L'épidémie de Covid-19 poursuit sa reprise. La semaine dernière, Olivier Véran a déclaré que l'objectif était "de faire mentir les courbes exponentielles". Directrice de recherches à l'Inserm et spécialiste de la modélisation des épidémies, Vittoria Colizza est revenu au micro d'Europe 1, mardi, sur le flop de l'application StopCovid. Selon elle, celle-ci a pâti d'une communication désastreuse. "Une fois que l’application a été validée par la Cnil, je pense qu’on devrait plutôt parler de l’efficacité de cette application, de ce que son utilisation pourrait nous éviter." 

StopCovid doit permettre de repérer plus facilement les cas contacts des personnes atteintes par le coronavirus. Mais en août, les autorités ne pouvaient que constater l'échec de l'entreprise : malgré 2,3 millions de téléchargements, seulement 72 notifications avaient été envoyées. Selon Vittoria Colizza, StopCovid a subi la polémique qui a entouré son lancement : "La communication a été beaucoup autour de la protection des données et de la vie privée."

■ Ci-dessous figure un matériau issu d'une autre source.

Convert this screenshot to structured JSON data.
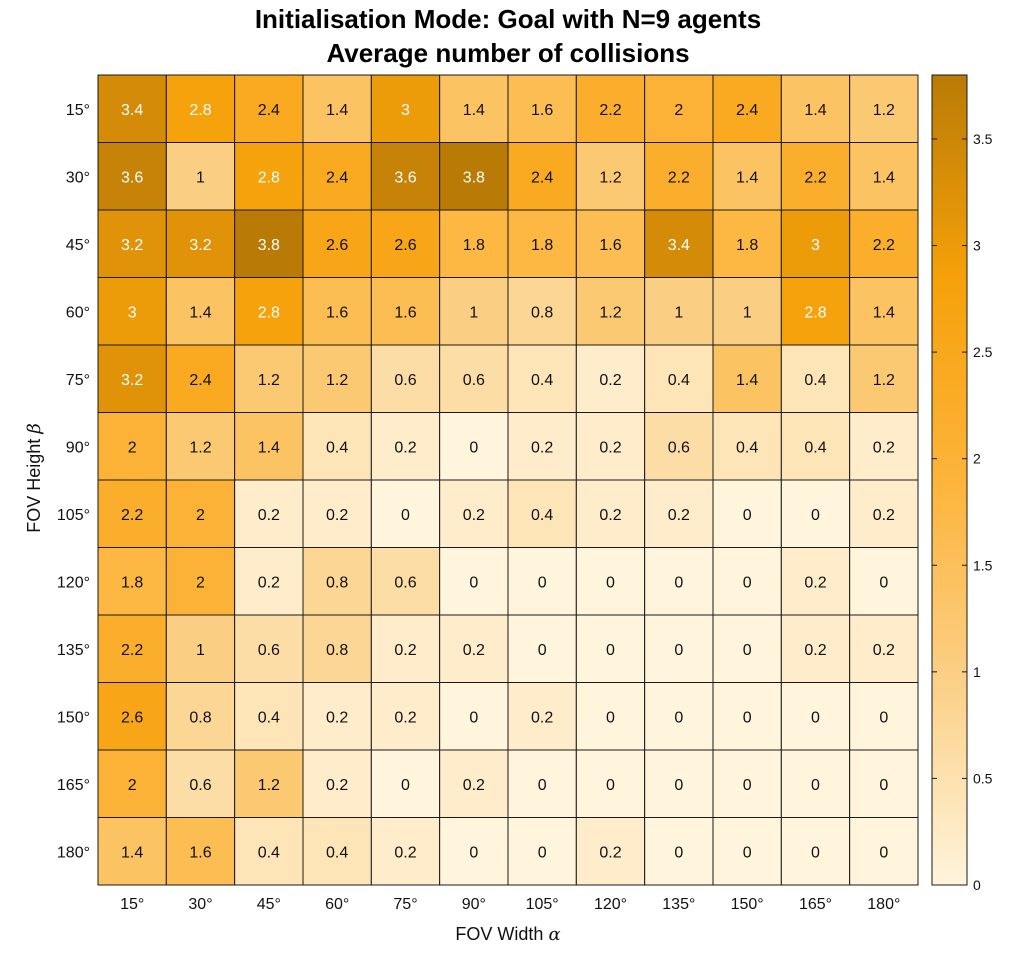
{
  "chart_data": {
    "type": "heatmap",
    "title": "Initialisation Mode: Goal with N=9 agents",
    "subtitle": "Average number of collisions",
    "xlabel": "FOV Width",
    "xlabel_symbol": "α",
    "ylabel": "FOV Height",
    "ylabel_symbol": "β",
    "x_categories": [
      "15°",
      "30°",
      "45°",
      "60°",
      "75°",
      "90°",
      "105°",
      "120°",
      "135°",
      "150°",
      "165°",
      "180°"
    ],
    "y_categories": [
      "15°",
      "30°",
      "45°",
      "60°",
      "75°",
      "90°",
      "105°",
      "120°",
      "135°",
      "150°",
      "165°",
      "180°"
    ],
    "values": [
      [
        3.4,
        2.8,
        2.4,
        1.4,
        3,
        1.4,
        1.6,
        2.2,
        2,
        2.4,
        1.4,
        1.2
      ],
      [
        3.6,
        1,
        2.8,
        2.4,
        3.6,
        3.8,
        2.4,
        1.2,
        2.2,
        1.4,
        2.2,
        1.4
      ],
      [
        3.2,
        3.2,
        3.8,
        2.6,
        2.6,
        1.8,
        1.8,
        1.6,
        3.4,
        1.8,
        3,
        2.2
      ],
      [
        3,
        1.4,
        2.8,
        1.6,
        1.6,
        1,
        0.8,
        1.2,
        1,
        1,
        2.8,
        1.4
      ],
      [
        3.2,
        2.4,
        1.2,
        1.2,
        0.6,
        0.6,
        0.4,
        0.2,
        0.4,
        1.4,
        0.4,
        1.2
      ],
      [
        2,
        1.2,
        1.4,
        0.4,
        0.2,
        0,
        0.2,
        0.2,
        0.6,
        0.4,
        0.4,
        0.2
      ],
      [
        2.2,
        2,
        0.2,
        0.2,
        0,
        0.2,
        0.4,
        0.2,
        0.2,
        0,
        0,
        0.2
      ],
      [
        1.8,
        2,
        0.2,
        0.8,
        0.6,
        0,
        0,
        0,
        0,
        0,
        0.2,
        0
      ],
      [
        2.2,
        1,
        0.6,
        0.8,
        0.2,
        0.2,
        0,
        0,
        0,
        0,
        0.2,
        0.2
      ],
      [
        2.6,
        0.8,
        0.4,
        0.2,
        0.2,
        0,
        0.2,
        0,
        0,
        0,
        0,
        0
      ],
      [
        2,
        0.6,
        1.2,
        0.2,
        0,
        0.2,
        0,
        0,
        0,
        0,
        0,
        0
      ],
      [
        1.4,
        1.6,
        0.4,
        0.4,
        0.2,
        0,
        0,
        0.2,
        0,
        0,
        0,
        0
      ]
    ],
    "colorbar": {
      "range": [
        0,
        3.8
      ],
      "ticks": [
        "0",
        "0.5",
        "1",
        "1.5",
        "2",
        "2.5",
        "3",
        "3.5"
      ],
      "colors": [
        "#fff4dc",
        "#fbd087",
        "#fdb43b",
        "#f6a10a",
        "#b97b06"
      ]
    },
    "white_text_threshold": 2.7
  }
}
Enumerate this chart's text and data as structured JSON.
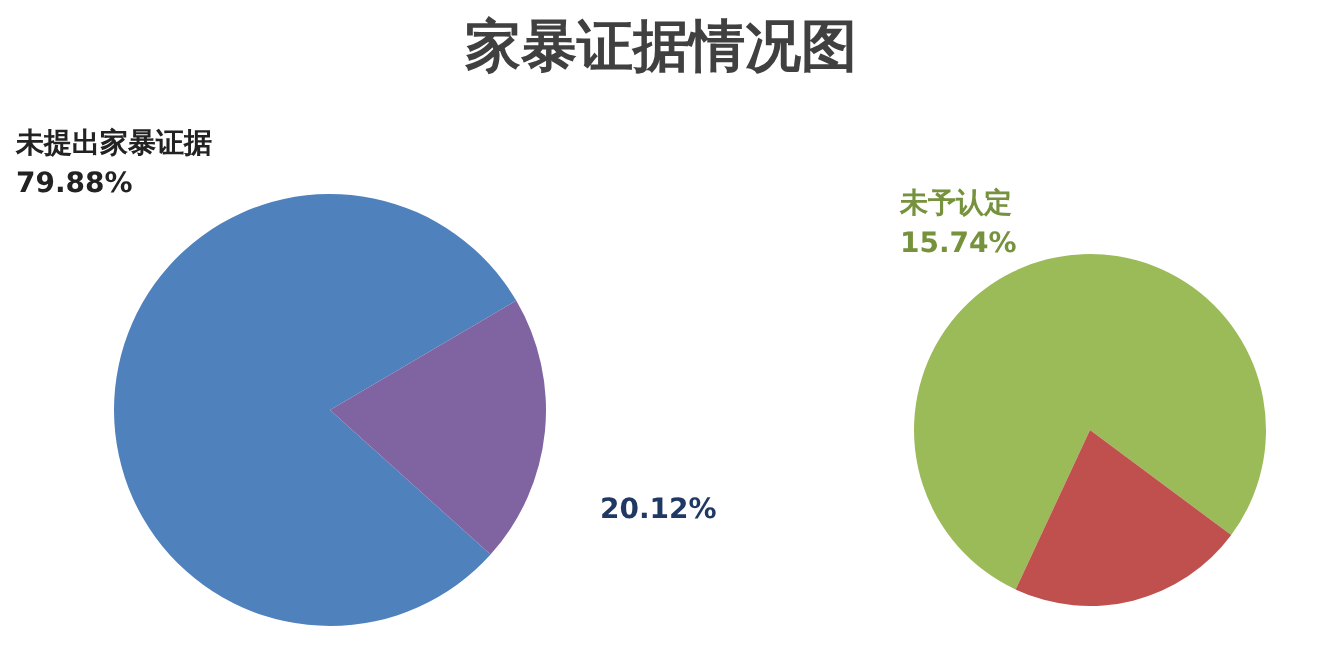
{
  "chart_data": [
    {
      "type": "pie",
      "title": "家暴证据情况图",
      "categories": [
        "未提出家暴证据",
        null
      ],
      "values": [
        79.88,
        20.12
      ],
      "colors": [
        "#4f81bd",
        "#8064a2"
      ],
      "value_labels": [
        "79.88%",
        "20.12%"
      ]
    },
    {
      "type": "pie",
      "categories": [
        "未予认定",
        null
      ],
      "values": [
        15.74,
        4.38
      ],
      "colors": [
        "#9bbb59",
        "#c0504d"
      ],
      "value_labels": [
        "15.74%",
        null
      ]
    }
  ]
}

Une application critiquée également à l'étranger

En effet, l'application StopCovid utilise la technologie sans fil Bluetooth pour détecter et garder une trace de toutes les personnes croisées de manière prolongée à moins d'un mètre. Le système ne pouvait pas échapper aux accusations de traçage et soulevait maintes interrogations sur la récolte massive de ces données. Du propre aveu de la directrice de recherche à l'Inserm, ce débat n'a pas épargné les autres pays ayant lancé leur propre application. "J’ai des collègues qui ont travaillés sur l’application en Italie, on s’est retrouvé à faire face exactement à la même polémique autour des données."

Si elle reconnait l'importance de ces enjeux, elle regrette qu'ils n'aient pas pu être dépassés pour que l'efficacité de StopCovid soit aussi soulignée : "Mais une fois que l’on a atteint un niveau de sécurité qui est celui garanti par les autorités de chaque pays, je pense que l’on pourrait aussi aller au-delà de ça."